Just before my diaconate ordination about 12 years ago, I went with a seminary professor and about 50 older adults to the Holy Land. I was just a layman and I paid for myself via donors, not the seminary. My seminary professor wanted nothing to do with me (yes, even back then!) so I ended up wandering the streets of Jerusalem one evening. (Earlier that week, I had hoped for really cool graces at the location where Jesus was executed, but felt little consolation.)

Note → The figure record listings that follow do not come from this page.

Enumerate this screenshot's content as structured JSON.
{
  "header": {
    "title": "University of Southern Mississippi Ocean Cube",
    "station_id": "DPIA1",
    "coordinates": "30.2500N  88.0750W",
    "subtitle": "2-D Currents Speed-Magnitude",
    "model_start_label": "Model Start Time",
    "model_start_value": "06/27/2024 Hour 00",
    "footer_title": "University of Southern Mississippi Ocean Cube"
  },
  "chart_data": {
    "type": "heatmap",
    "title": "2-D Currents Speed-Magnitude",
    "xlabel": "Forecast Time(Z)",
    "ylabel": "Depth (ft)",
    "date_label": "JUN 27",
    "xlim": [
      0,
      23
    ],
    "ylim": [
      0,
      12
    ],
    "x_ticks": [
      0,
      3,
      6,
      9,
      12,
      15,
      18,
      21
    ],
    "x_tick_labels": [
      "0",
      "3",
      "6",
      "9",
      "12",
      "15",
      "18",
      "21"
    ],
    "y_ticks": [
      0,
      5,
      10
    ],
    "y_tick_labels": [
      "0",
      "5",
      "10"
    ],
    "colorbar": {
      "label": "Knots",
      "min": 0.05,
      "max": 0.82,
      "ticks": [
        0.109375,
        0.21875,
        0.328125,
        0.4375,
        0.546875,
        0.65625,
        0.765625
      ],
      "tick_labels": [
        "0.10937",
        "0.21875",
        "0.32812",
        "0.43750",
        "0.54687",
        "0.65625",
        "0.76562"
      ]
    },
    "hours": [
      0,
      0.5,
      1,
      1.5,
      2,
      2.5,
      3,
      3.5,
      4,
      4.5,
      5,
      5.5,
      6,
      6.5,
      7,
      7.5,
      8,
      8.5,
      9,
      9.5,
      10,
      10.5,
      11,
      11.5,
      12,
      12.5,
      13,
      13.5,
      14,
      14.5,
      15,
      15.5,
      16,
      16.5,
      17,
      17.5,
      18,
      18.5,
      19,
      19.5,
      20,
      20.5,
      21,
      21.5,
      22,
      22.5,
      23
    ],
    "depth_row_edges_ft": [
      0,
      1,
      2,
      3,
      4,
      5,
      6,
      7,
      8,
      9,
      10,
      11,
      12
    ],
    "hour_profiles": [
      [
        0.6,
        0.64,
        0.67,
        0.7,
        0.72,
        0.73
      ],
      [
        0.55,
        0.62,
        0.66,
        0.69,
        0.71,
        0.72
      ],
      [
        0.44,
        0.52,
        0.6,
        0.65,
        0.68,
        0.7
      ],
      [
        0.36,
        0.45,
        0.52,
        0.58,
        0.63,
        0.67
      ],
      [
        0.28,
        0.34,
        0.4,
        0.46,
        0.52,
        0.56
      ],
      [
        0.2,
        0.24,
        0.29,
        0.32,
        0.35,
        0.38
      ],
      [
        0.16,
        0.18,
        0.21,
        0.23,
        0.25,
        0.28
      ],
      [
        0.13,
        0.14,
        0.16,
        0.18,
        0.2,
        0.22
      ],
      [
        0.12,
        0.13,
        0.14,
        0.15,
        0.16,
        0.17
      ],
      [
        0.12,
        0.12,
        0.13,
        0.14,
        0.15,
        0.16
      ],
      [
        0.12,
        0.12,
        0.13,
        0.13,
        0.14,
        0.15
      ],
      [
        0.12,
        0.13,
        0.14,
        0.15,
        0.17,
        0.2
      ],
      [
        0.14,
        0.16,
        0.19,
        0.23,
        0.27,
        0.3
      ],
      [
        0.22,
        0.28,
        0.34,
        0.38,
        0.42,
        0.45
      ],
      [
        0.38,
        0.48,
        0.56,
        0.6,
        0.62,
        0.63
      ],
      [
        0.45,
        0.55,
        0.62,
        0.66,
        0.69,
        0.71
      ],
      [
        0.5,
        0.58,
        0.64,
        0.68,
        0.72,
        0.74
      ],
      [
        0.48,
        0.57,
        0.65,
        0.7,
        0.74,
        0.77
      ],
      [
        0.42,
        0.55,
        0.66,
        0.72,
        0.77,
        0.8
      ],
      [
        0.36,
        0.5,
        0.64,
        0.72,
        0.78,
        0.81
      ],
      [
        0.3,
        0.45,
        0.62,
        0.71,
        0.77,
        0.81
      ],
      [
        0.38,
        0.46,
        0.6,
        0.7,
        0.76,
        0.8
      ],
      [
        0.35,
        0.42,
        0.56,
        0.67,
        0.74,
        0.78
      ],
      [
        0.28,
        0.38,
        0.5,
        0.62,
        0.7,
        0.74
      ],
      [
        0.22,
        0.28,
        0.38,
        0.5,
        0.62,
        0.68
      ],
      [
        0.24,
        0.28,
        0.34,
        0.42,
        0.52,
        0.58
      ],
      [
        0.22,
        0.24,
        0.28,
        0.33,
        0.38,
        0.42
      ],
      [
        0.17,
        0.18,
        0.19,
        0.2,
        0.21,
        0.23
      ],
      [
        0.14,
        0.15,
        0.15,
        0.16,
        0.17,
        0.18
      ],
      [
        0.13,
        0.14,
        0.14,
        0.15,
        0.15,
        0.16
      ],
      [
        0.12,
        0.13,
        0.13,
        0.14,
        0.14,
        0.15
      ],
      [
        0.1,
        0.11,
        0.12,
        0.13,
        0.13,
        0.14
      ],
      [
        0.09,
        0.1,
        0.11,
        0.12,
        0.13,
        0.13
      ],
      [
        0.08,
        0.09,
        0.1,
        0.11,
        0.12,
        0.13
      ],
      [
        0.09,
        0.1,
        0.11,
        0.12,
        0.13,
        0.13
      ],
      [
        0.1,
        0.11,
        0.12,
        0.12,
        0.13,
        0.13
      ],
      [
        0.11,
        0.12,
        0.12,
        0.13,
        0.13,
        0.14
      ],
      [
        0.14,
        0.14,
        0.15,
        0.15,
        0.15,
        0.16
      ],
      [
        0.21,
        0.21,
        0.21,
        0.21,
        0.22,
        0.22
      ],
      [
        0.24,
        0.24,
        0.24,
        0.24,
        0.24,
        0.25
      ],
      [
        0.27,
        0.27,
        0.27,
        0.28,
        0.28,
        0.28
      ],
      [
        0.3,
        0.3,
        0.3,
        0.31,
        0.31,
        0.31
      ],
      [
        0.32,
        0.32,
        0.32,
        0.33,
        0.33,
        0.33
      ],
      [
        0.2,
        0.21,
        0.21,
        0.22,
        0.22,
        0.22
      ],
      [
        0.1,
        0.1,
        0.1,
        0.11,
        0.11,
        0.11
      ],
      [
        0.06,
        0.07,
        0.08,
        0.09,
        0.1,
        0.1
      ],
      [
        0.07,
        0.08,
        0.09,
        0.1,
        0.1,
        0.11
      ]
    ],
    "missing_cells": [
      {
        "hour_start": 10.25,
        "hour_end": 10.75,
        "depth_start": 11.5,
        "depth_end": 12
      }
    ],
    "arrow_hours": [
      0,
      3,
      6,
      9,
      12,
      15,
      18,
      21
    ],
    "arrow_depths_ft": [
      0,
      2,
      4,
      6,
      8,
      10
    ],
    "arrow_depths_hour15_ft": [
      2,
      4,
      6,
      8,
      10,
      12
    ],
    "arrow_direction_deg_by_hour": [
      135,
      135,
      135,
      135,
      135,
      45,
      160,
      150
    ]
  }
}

However, that evening of wandering old Jerususalem, I came into the Church of the Holy Sepulchre and inside that Church is both the location where Christ died and where he rose. Where Christ rose is a now a chapel inside a Church (as seen in the above photo.) I went in there as the Church was closing. Now, normally, the line is so long that you only get 5 minutes in there. However, even the Orthodox running that place lost track of me and I got to spend 30 minutes in there.
What I received in there was the greatest non-sacramental grace of my life. The reason I know it wasn’t my imagination just projecting consolation onto my emotions is because I expected all the graces at the altar of Calvary (see first paragraph above) and had got nothing. By this point, I had given up on any consolation from God or man. But what happened next, I wrote in my journal about 10 years ago, maybe two years after it happened. I usually don’t share things from my journal, but this internal experience at the tomb of the Resurrection is worth sharing here:
In 2007 I went to the Holy Land with [seminary professor] and 40 others. [Seminary professor] couldn’t even look at me or bare the sound of me talking. One woman on our group started a fight with me for arguing against the modernism of our Palestinian tour group leader. I expected all kinds of grace at the foot of Calvary and felt nothing. So, one night I snuck away to the same Church but a different location: The Holy Sepulchre, but this time I went to the tomb where Jesus rose. Normally, the lines are so long, that each person only gets 30 seconds, since only two people fit in there at a time. But, I happened to show up 30 minutes before they were closing, so almost everyone was ushered out. Somehow I was able to go into the tomb for 20 minutes. I was neither seen nor sneaky but I just went in, alone. Within 10 minutes, I can say that the power of God I felt in there was greater than my ordination day (a year later.) God literally changed the orientation or size or brightness of my soul or something in there that day, making me as sure as the nose of my face not only that Jesus rose from the dead, but that He rose there. Right there. And I felt the power of this Resurrection as the most powerful thing in my life. My soul changed that day like when Jesus breathed on the Apostles after his Resurrection to turn them from cowards into those inebriated with the Holy Spirit. I left, just that way, so on fire that even my Muslim barber was fascinated by my on-fire evangelization. Janet later saw me and said I was walking on air and looked different as I returned to the hotel that night. Objectively, besides my baptism (and ordination) it had to have been the single greatest supernatural Grace that God has ever given me. But subjectively, it was definitely the greatest grace I’ve ever received.